Quella alla stazione di Bologna è la più grande strage italiana in tempo di pace. Tra il 1969 e il 1984, in Italia, sono avvenute otto stragi politiche dalle caratteristiche comuni: tutte hanno visto coinvolti personaggi appartanenti alla destra eversiva, in tutte sono emerse protezioni, connivenze, responsabilità di appartenenti agli apparati dello Stato, tutte sono rimaste per molto tempo senza spiegazioni ufficiali, senza colpevoli e senza mandanti. Si è fatto di tutto intorno alla strage di Piazza Fontana, di Brescia, Bologna, Ustica, compresi i processi. Di tutto per non scoprire la verità, ma per occultarla. La verità storica e politica è rimasta per anni patrimonio dei movimenti, imbrigliata dai silenzi, omissioni, depistaggi, fino all’apposizione del segreto di Stato, poi è diventata senso comune di larga parte del paese, senza che a ciò corrispondesse un’azione adeguata.
Il problema vero è che la lunga stagione di stragi continua a trascinare, come un peso morto, un deficit di verità sulla “democrazia italiana” che continua a respirare l’aria viziata dai troppi segreti di Stato.
I giorni nostri sono percorsi da un forte vento di destra, spesso con egemonia culturale e sociale: si è riformato un “consenso di massa” alle odierne forme del fascimo.

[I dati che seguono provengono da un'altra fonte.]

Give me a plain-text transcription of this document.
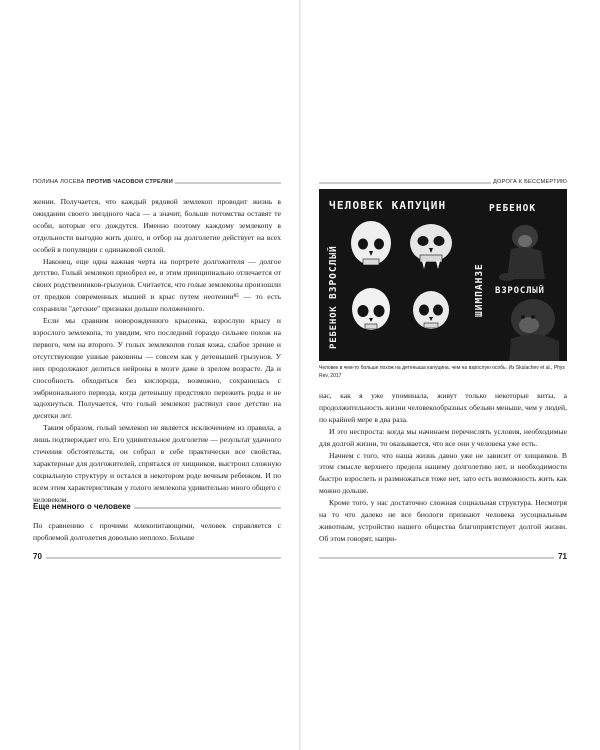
ПОЛИНА ЛОСЕВА
ПРОТИВ ЧАСОВОЙ СТРЕЛКИ

жении. Получается, что каждый рядовой землекоп проводит жизнь в ожидании своего звездного часа — а значит, больше потомства оставят те особи, которые его дождутся. Именно поэтому каждому землекопу в отдельности выгодно жить долго, и отбор на долголетие действует на всех особей в популяции с одинаковой силой.

Наконец, еще одна важная черта на портрете долгожителя — долгое детство. Голый землекоп приобрел ее, и этим принципиально отличается от своих родственников-грызунов. Считается, что голые землекопы произошли от предков современных мышей и крыс путем неотении⁸⁵ — то есть сохранили "детские" признаки дольше положенного.

Если мы сравним новорожденного крысенка, взрослую крысу и взрослого землекопа, то увидим, что последний гораздо сильнее похож на первого, чем на второго. У голых землекопов голая кожа, слабое зрение и отсутствующие ушные раковины — совсем как у детенышей грызунов. У них продолжают делиться нейроны в мозге даже в зрелом возрасте. Да и способность обходиться без кислорода, возможно, сохранилась с эмбрионального периода, когда детенышу предстояло пережить роды и не задохнуться. Получается, что голый землекоп растянул свое детство на десятки лет.

Таким образом, голый землекоп не является исключением из правила, а лишь подтверждает его. Его удивительное долголетие — результат удачного стечения обстоятельств, он собрал в себе практически все свойства, характерные для долгожителей, спрятался от хищников, выстроил сложную социальную структуру и остался в некотором роде вечным ребенком. И по всем этим характеристикам у голого землекопа удивительно много общего с человеком.

Еще немного о человеке

По сравнению с прочими млекопитающими, человек справляется с проблемой долголетия довольно неплохо. Больше

70
ДОРОГА К БЕССМЕРТИЮ
ЧЕЛОВЕК КАПУЦИН	РЕБЕНОК
ВЗРОСЛЫЙ
РЕБЕНОК
ШИМПАНЗЕ ВЗРОСЛЫЙ
Человек в чем-то больше похож на детеныша капуцина, чем на взрослую особь. Из Skulachev et al., Phys Rev, 2017

нас, как я уже упоминала, живут только некоторые киты, а продолжительность жизни человекообразных обезьян меньше, чем у людей, по крайней мере в два раза.

И это неспроста: когда мы начинаем перечислять условия, необходимые для долгой жизни, то оказывается, что все они у человека уже есть.

Начнем с того, что наша жизнь давно уже не зависит от хищников. В этом смысле верхнего предела нашему долголетию нет, и необходимости быстро взрослеть и размножаться тоже нет, зато есть возможность жить как можно дольше.

Кроме того, у нас достаточно сложная социальная структура. Несмотря на то что далеко не все биологи признают человека эусоциальным животным, устройство нашего общества благоприятствует долгой жизни. Об этом говорят, напри-

71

Per questi motivi, l’anniversario del 2 agosto non può essere vissuto come un rito: deve essere vissuto con meno celebrazione e più indignazione. Va riorganizzato con l’impegno antifascista, insieme al tentativo di parlare a quella massa anonima di giovani, sulla cui “terribile solitudine” e “drammatica indifferenza” continua a scrivere (inascoltato) solo qualche vecchio poeta.